Weila was arrest­ed with five of his col­leagues and held at a police sta­tion in Niamey, Niger’s cap­i­tal, until May 5, when four were released. He and Alas­sane Biga were then trans­ferred to a civil­ian prison where they remain today, hav­ing twice been denied bail.

Many believe the arrests stem from the government’s fear of attract­ing neg­a­tive atten­tion to Niger. Accord­ing to Anti-Slav­ery Inter­na­tion­al, Niger’s Pres­i­dent Mamadou Tand­ja is embar­rassed by any talk of slav­ery,” espe­cial­ly now that he heads the Eco­nom­ic Com­mu­ni­ty of West African States. It would seem, how­ev­er,” says Cac­chi­oli, that this has seri­ous­ly back­fired, as civ­il soci­ety has uni­fied in sup­port of Timidria and slav­ery has now become a nation­al issue.” On May 19, approx­i­mate­ly 2,000 peo­ple marched through Niamey to demand the release of Weila and Biga.

Niger is the sec­ond poor­est nation in the world, with two-thirds of its pop­u­la­tion liv­ing below the pover­ty line. This des­ti­tu­tion, cou­pled with the polit­i­cal insta­bil­i­ty expe­ri­enced by Niger since it secured inde­pen­dence from France in 1960, has allowed slav­ery to sur­vive in many parts of the country. 

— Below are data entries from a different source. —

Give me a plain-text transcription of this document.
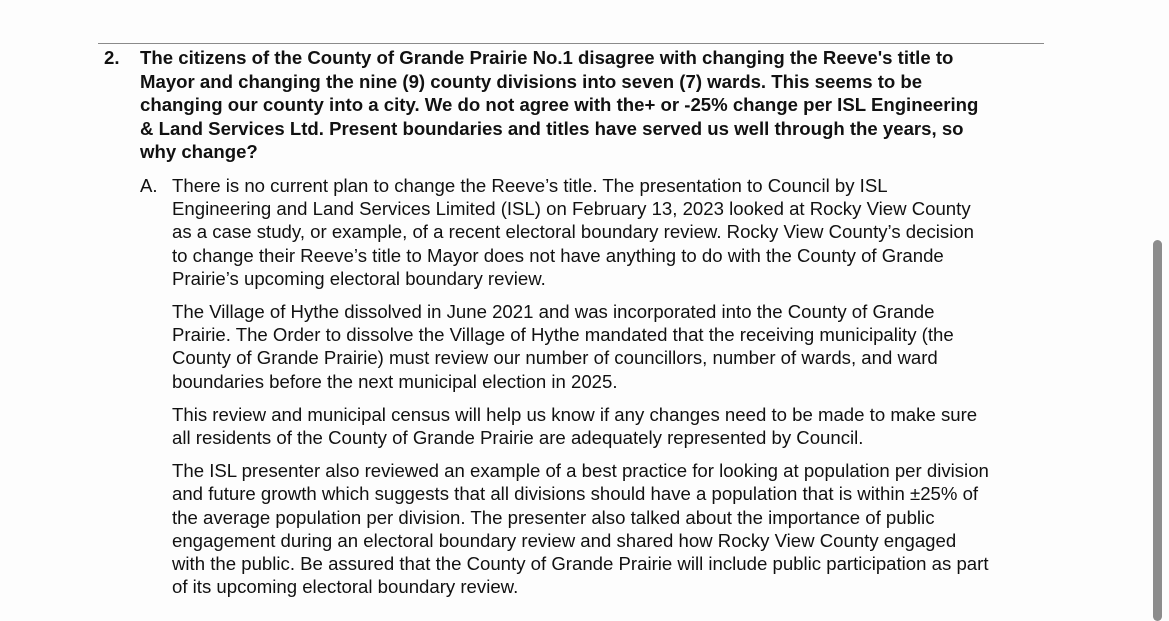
2.	The citizens of the County of Grande Prairie No.1 disagree with changing the Reeve's title to
Mayor and changing the nine (9) county divisions into seven (7) wards. This seems to be
changing our county into a city. We do not agree with the+ or -25% change per ISL Engineering
& Land Services Ltd. Present boundaries and titles have served us well through the years, so
why change?
A. There is no current plan to change the Reeve’s title. The presentation to Council by ISL
Engineering and Land Services Limited (ISL) on February 13, 2023 looked at Rocky View County
as a case study, or example, of a recent electoral boundary review. Rocky View County’s decision
to change their Reeve’s title to Mayor does not have anything to do with the County of Grande
Prairie’s upcoming electoral boundary review.
The Village of Hythe dissolved in June 2021 and was incorporated into the County of Grande
Prairie. The Order to dissolve the Village of Hythe mandated that the receiving municipality (the
County of Grande Prairie) must review our number of councillors, number of wards, and ward
boundaries before the next municipal election in 2025.
This review and municipal census will help us know if any changes need to be made to make sure
all residents of the County of Grande Prairie are adequately represented by Council.
The ISL presenter also reviewed an example of a best practice for looking at population per division
and future growth which suggests that all divisions should have a population that is within ±25% of
the average population per division. The presenter also talked about the importance of public
engagement during an electoral boundary review and shared how Rocky View County engaged
with the public. Be assured that the County of Grande Prairie will include public participation as part
of its upcoming electoral boundary review.
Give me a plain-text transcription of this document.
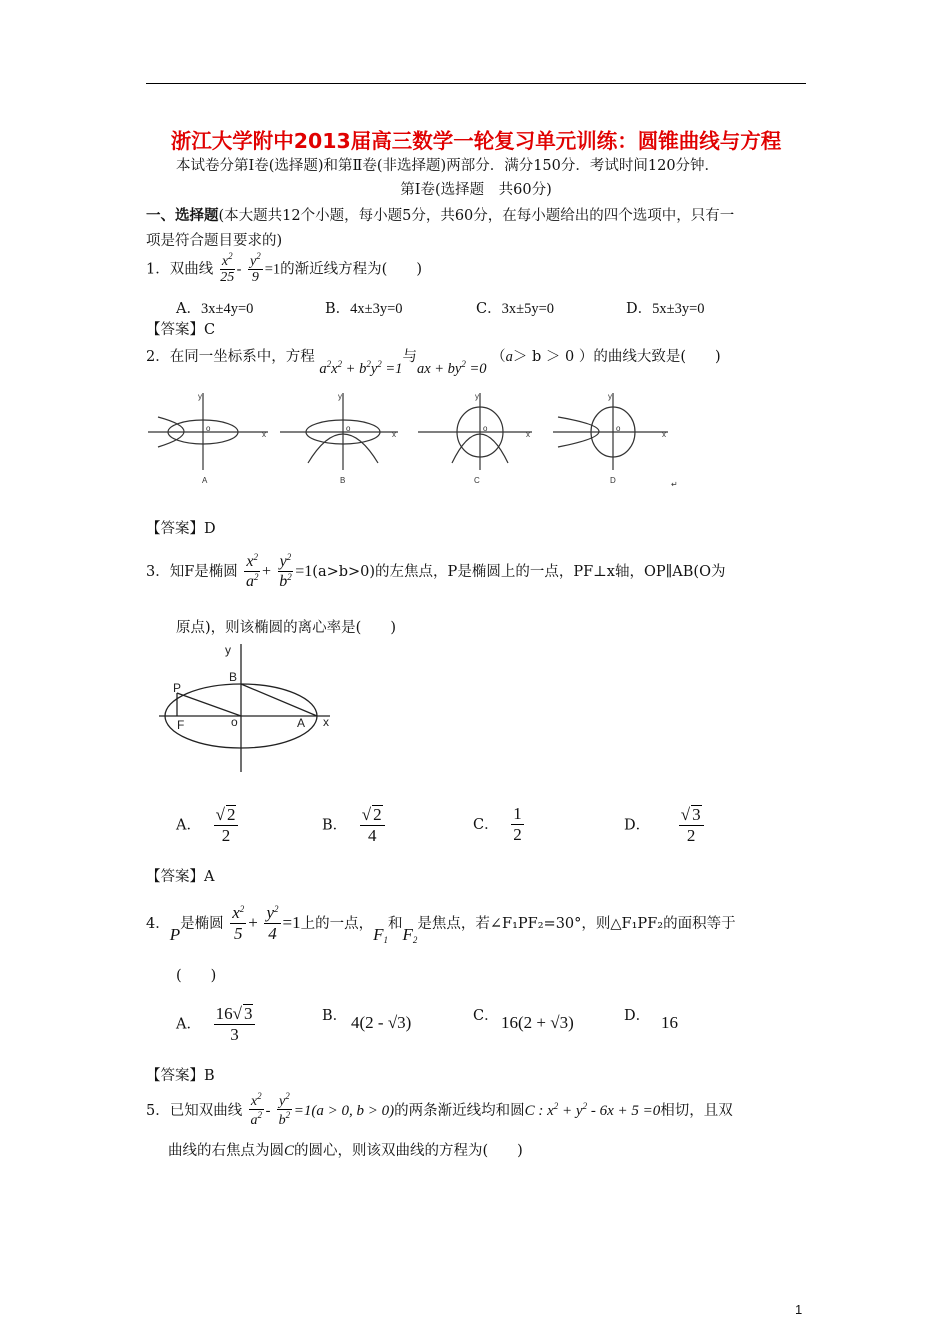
浙江大学附中2013届高三数学一轮复习单元训练：圆锥曲线与方程
本试卷分第Ⅰ卷(选择题)和第Ⅱ卷(非选择题)两部分．满分150分．考试时间120分钟．
第Ⅰ卷(选择题　共60分)
一、选择题(本大题共12个小题，每小题5分，共60分，在每小题给出的四个选项中，只有一
项是符合题目要求的)
1．双曲线 $\frac{x^2}{25} - \frac{y^2}{9} =1$的渐近线方程为(　　)
A．3x±4y=0	B．4x±3y=0	C．3x±5y=0	D．5x±3y=0
【答案】C
2．在同一坐标系中，方程 $a^2x^2 + b^2y^2 =1$与ax + $by^2 =0$ （a＞ b ＞ 0 ）的曲线大致是(　　)
o
y
x
o
y
x
o
y
x
o
y
x
A	B	C	D	↵
【答案】D
3．知F是椭圆 $\frac{x^2}{a^2} + \frac{y^2}{b^2} =1(a>b>0)$的左焦点，P是椭圆上的一点，PF⊥x轴，OP∥AB(O为
原点)，则该椭圆的离心率是(　　)
y
x
P
B
F	o	A
A． $\frac{√ 2}{2}$	B． $\frac{√ 2}{4}$	C． $\frac{1}{2}$	D． $\frac{√ 3}{2}$
【答案】A
4．P是椭圆 $\frac{x^2}{5} + \frac{y^2}{4} =1$上的一点，$F_1$和$F_2$是焦点，若∠F₁PF₂=30°，则△F₁PF₂的面积等于
(　　)
A． $\frac{16√ 3}{3}$	B． 4(2 - √3)	C． 16(2 + √3)	D． 16
【答案】B
5．已知双曲线 $\frac{x^2}{a^2} - \frac{y^2}{b^2} =1(a > 0$, b > 0)的两条渐近线均和圆C : $x^2 + y^2 - 6x + 5 =0$相切，且双
曲线的右焦点为圆C的圆心，则该双曲线的方程为(　　)
1
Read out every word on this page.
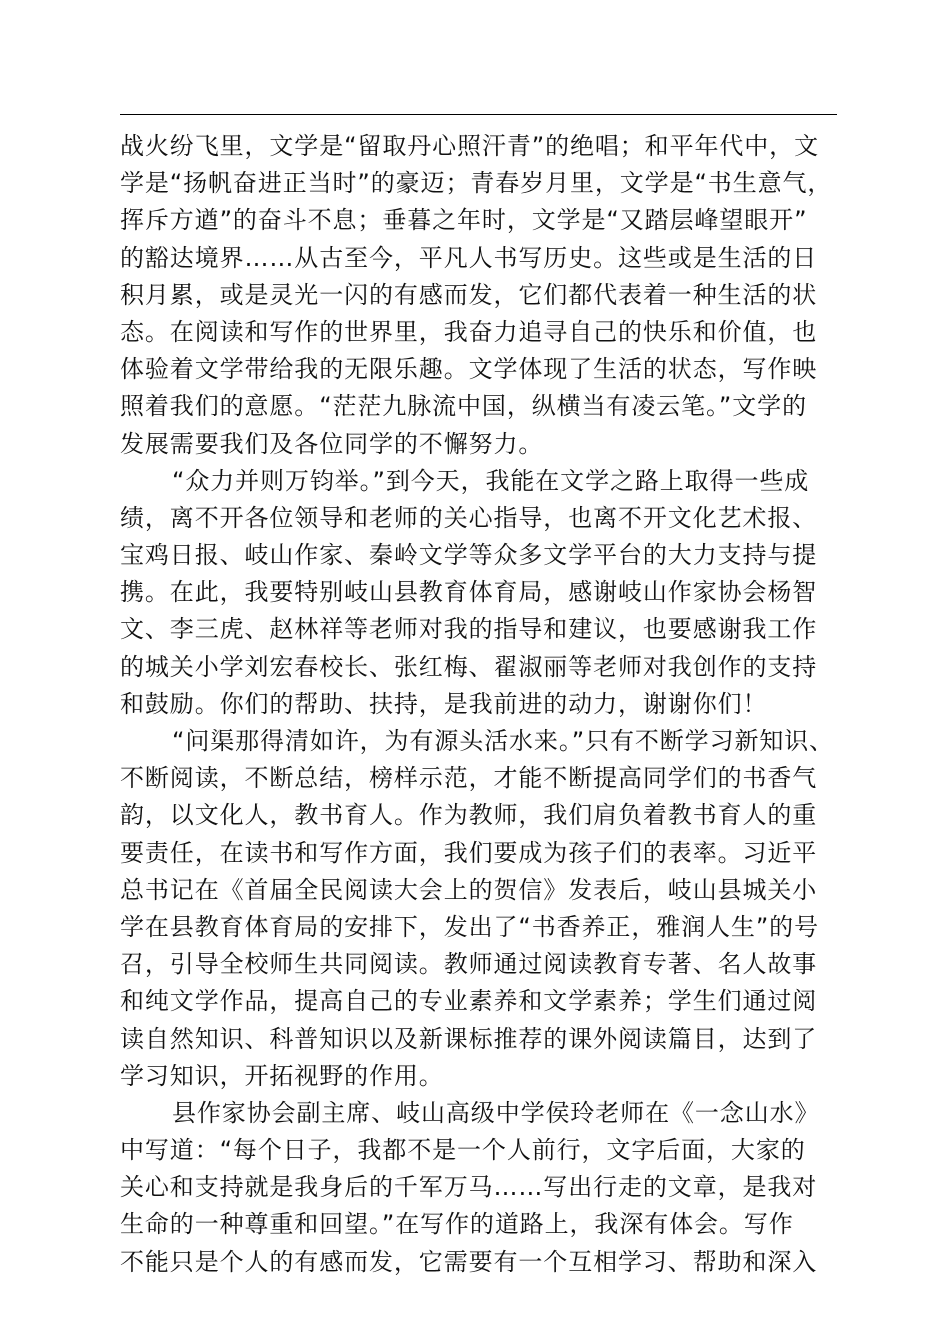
战火纷飞里，文学是“留取丹心照汗青”的绝唱；和平年代中，文
学是“扬帆奋进正当时”的豪迈；青春岁月里，文学是“书生意气，
挥斥方遒”的奋斗不息；垂暮之年时，文学是“又踏层峰望眼开”
的豁达境界……从古至今，平凡人书写历史。这些或是生活的日
积月累，或是灵光一闪的有感而发，它们都代表着一种生活的状
态。在阅读和写作的世界里，我奋力追寻自己的快乐和价值，也
体验着文学带给我的无限乐趣。文学体现了生活的状态，写作映
照着我们的意愿。“茫茫九脉流中国，纵横当有凌云笔。”文学的
发展需要我们及各位同学的不懈努力。
“众力并则万钧举。”到今天，我能在文学之路上取得一些成
绩，离不开各位领导和老师的关心指导，也离不开文化艺术报、
宝鸡日报、岐山作家、秦岭文学等众多文学平台的大力支持与提
携。在此，我要特别岐山县教育体育局，感谢岐山作家协会杨智
文、李三虎、赵林祥等老师对我的指导和建议，也要感谢我工作
的城关小学刘宏春校长、张红梅、翟淑丽等老师对我创作的支持
和鼓励。你们的帮助、扶持，是我前进的动力，谢谢你们！
“问渠那得清如许，为有源头活水来。”只有不断学习新知识、
不断阅读，不断总结，榜样示范，才能不断提高同学们的书香气
韵，以文化人，教书育人。作为教师，我们肩负着教书育人的重
要责任，在读书和写作方面，我们要成为孩子们的表率。习近平
总书记在《首届全民阅读大会上的贺信》发表后，岐山县城关小
学在县教育体育局的安排下，发出了“书香养正，雅润人生”的号
召，引导全校师生共同阅读。教师通过阅读教育专著、名人故事
和纯文学作品，提高自己的专业素养和文学素养；学生们通过阅
读自然知识、科普知识以及新课标推荐的课外阅读篇目，达到了
学习知识，开拓视野的作用。
县作家协会副主席、岐山高级中学侯玲老师在《一念山水》
中写道：“每个日子，我都不是一个人前行，文字后面，大家的
关心和支持就是我身后的千军万马……写出行走的文章，是我对
生命的一种尊重和回望。”在写作的道路上，我深有体会。写作
不能只是个人的有感而发，它需要有一个互相学习、帮助和深入
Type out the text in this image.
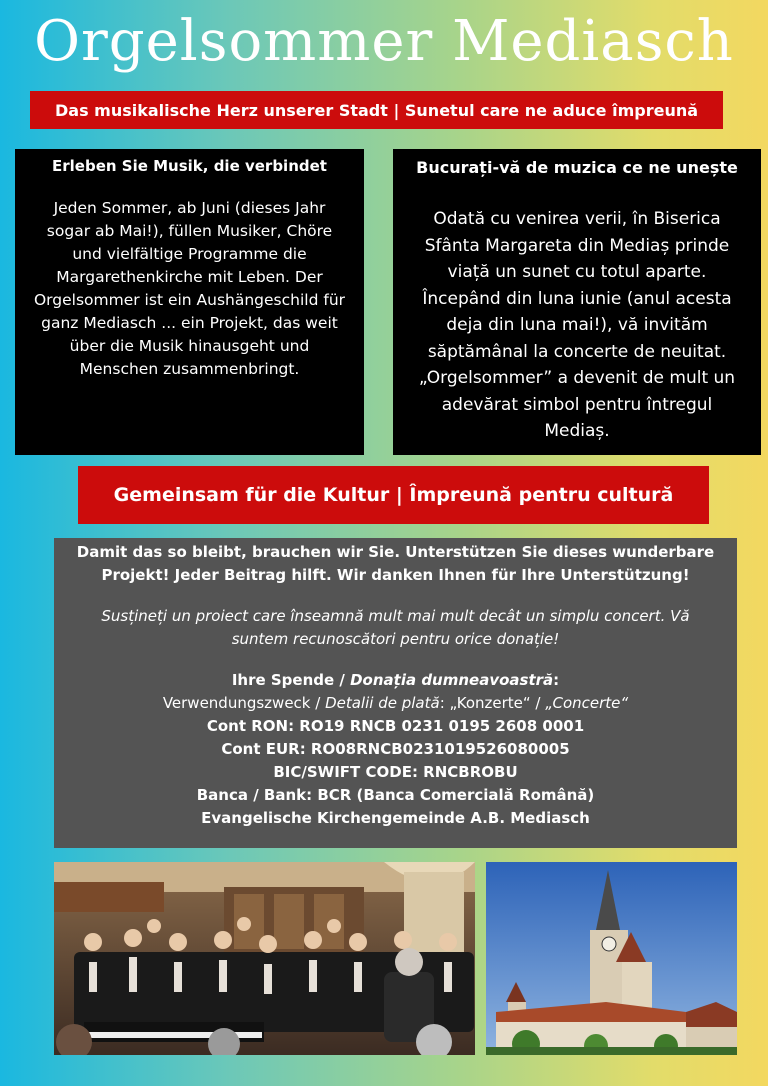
Orgelsommer Mediasch
Das musikalische Herz unserer Stadt | Sunetul care ne aduce împreună
Erleben Sie Musik, die verbindet
Jeden Sommer, ab Juni (dieses Jahr
sogar ab Mai!), füllen Musiker, Chöre
und vielfältige Programme die
Margarethenkirche mit Leben. Der
Orgelsommer ist ein Aushängeschild für
ganz Mediasch ... ein Projekt, das weit
über die Musik hinausgeht und
Menschen zusammenbringt.
Bucurați-vă de muzica ce ne unește
Odată cu venirea verii, în Biserica
Sfânta Margareta din Mediaș prinde
viață un sunet cu totul aparte.
Începând din luna iunie (anul acesta
deja din luna mai!), vă invităm
săptămânal la concerte de neuitat.
„Orgelsommer” a devenit de mult un
adevărat simbol pentru întregul
Mediaș.
Gemeinsam für die Kultur | Împreună pentru cultură
Damit das so bleibt, brauchen wir Sie. Unterstützen Sie dieses wunderbare
Projekt! Jeder Beitrag hilft. Wir danken Ihnen für Ihre Unterstützung!
Susțineți un proiect care înseamnă mult mai mult decât un simplu concert. Vă
suntem recunoscători pentru orice donație!
Ihre Spende / Donația dumneavoastră:
Verwendungszweck / Detalii de plată: „Konzerte“ / „Concerte“
Cont RON: RO19 RNCB 0231 0195 2608 0001
Cont EUR: RO08RNCB0231019526080005
BIC/SWIFT CODE: RNCBROBU
Banca / Bank: BCR (Banca Comercială Română)
Evangelische Kirchengemeinde A.B. Mediasch
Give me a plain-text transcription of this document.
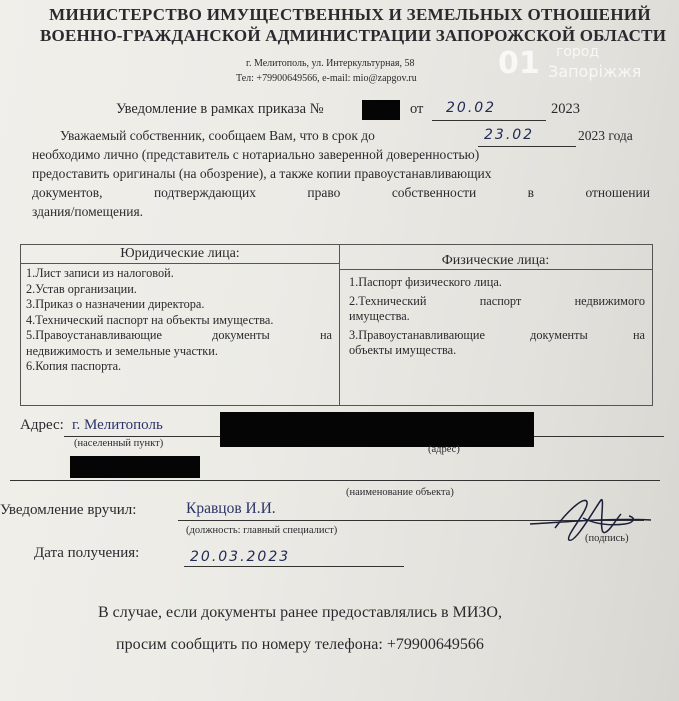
МИНИСТЕРСТВО ИМУЩЕСТВЕННЫХ И ЗЕМЕЛЬНЫХ ОТНОШЕНИЙ
ВОЕННО-ГРАЖДАНСКОЙ АДМИНИСТРАЦИИ ЗАПОРОЖСКОЙ ОБЛАСТИ
г. Мелитополь, ул. Интеркультурная, 58
Тел: +79900649566, e-mail: mio@zapgov.ru
город
Запоріжжя
01
Уведомление в рамках приказа №	от 20.02	2023
Уважаемый собственник, сообщаем Вам, что в срок до	23.02	2023 года
необходимо лично (представитель с нотариально заверенной доверенностью)
предоставить оригиналы (на обозрение), а также копии правоустанавливающих
документов,	подтверждающих	право	собственности	в	отношении
здания/помещения.
Юридические лица:	Физические лица:
1.Лист записи из налоговой.
2.Устав организации.
3.Приказ о назначении директора.
4.Технический паспорт на объекты имущества.
5.Правоустанавливающие	документы	на
недвижимость и земельные участки.
6.Копия паспорта.
1.Паспорт физического лица.
2.Технический	паспорт	недвижимого
имущества.
3.Правоустанавливающие	документы	на
объекты имущества.
Адрес: г. Мелитополь
(населенный пункт)
(адрес)
(наименование объекта)
Уведомление вручил:	Кравцов И.И.
(должность: главный специалист)
(подпись)
Дата получения:	20.03.2023
В случае, если документы ранее предоставлялись в МИЗО,
просим сообщить по номеру телефона: +79900649566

Many Nige­riens remain unaware that slav­ery has been offi­cial­ly abol­ished, large­ly because 82 per­cent of its pop­u­la­tion lives in impov­er­ished rur­al areas. A lack of roads, the nomadic prac­tices of many tribes and a cul­tur­al accep­tance of the tra­di­tion of slav­ery also pre­vent slaves from real­iz­ing that they are legal­ly enti­tled to freedom. 

Timidria helps slaves by inform­ing them of the new anti-slav­ery law, pro­vid­ing resources for them upon escape and slow­ly reha­bil­i­tat­ing them back into soci­ety. The orga­ni­za­tion also ini­ti­ates com­mu­ni­ty devel­op­ment projects. In 2003, for exam­ple, the group estab­lished a school in the small vil­lage of Goun­ti Koira, whose 400 inhab­i­tants were for­mer­ly exclud­ed from any state-spon­sored assis­tance because they are slaves and descen­dents of slaves.

Incensed by the government’s attempt to hin­der the work of Timidria, more than 30 local groups and inter­na­tion­al human rights orga­ni­za­tions, includ­ing Anti-Slav­ery Inter­na­tion­al and Glob­al Rights, Part­ners for Jus­tice, have called for the imme­di­ate release of Weila and Biga.

These groups are fur­ther alarmed because this kind of repres­sion is increas­ing­ly com­mon. In 2004, Hina Jilani, the U.N. Spec. Rep. of the Sec. Gen­er­al on Human Rights Defend­ers, issued 316 com­mu­ni­ca­tions to gov­ern­ments across the globe, alert­ing them about spe­cif­ic infringe­ments on the rights of activists and orga­ni­za­tions. In her Fifth Annu­al Report to the U.N. Com­mis­sion on Human Rights, Jilani expressed con­cern over the con­tin­ued increase in reports of seri­ous vio­la­tions of … human rights defend­ers through­out the world.”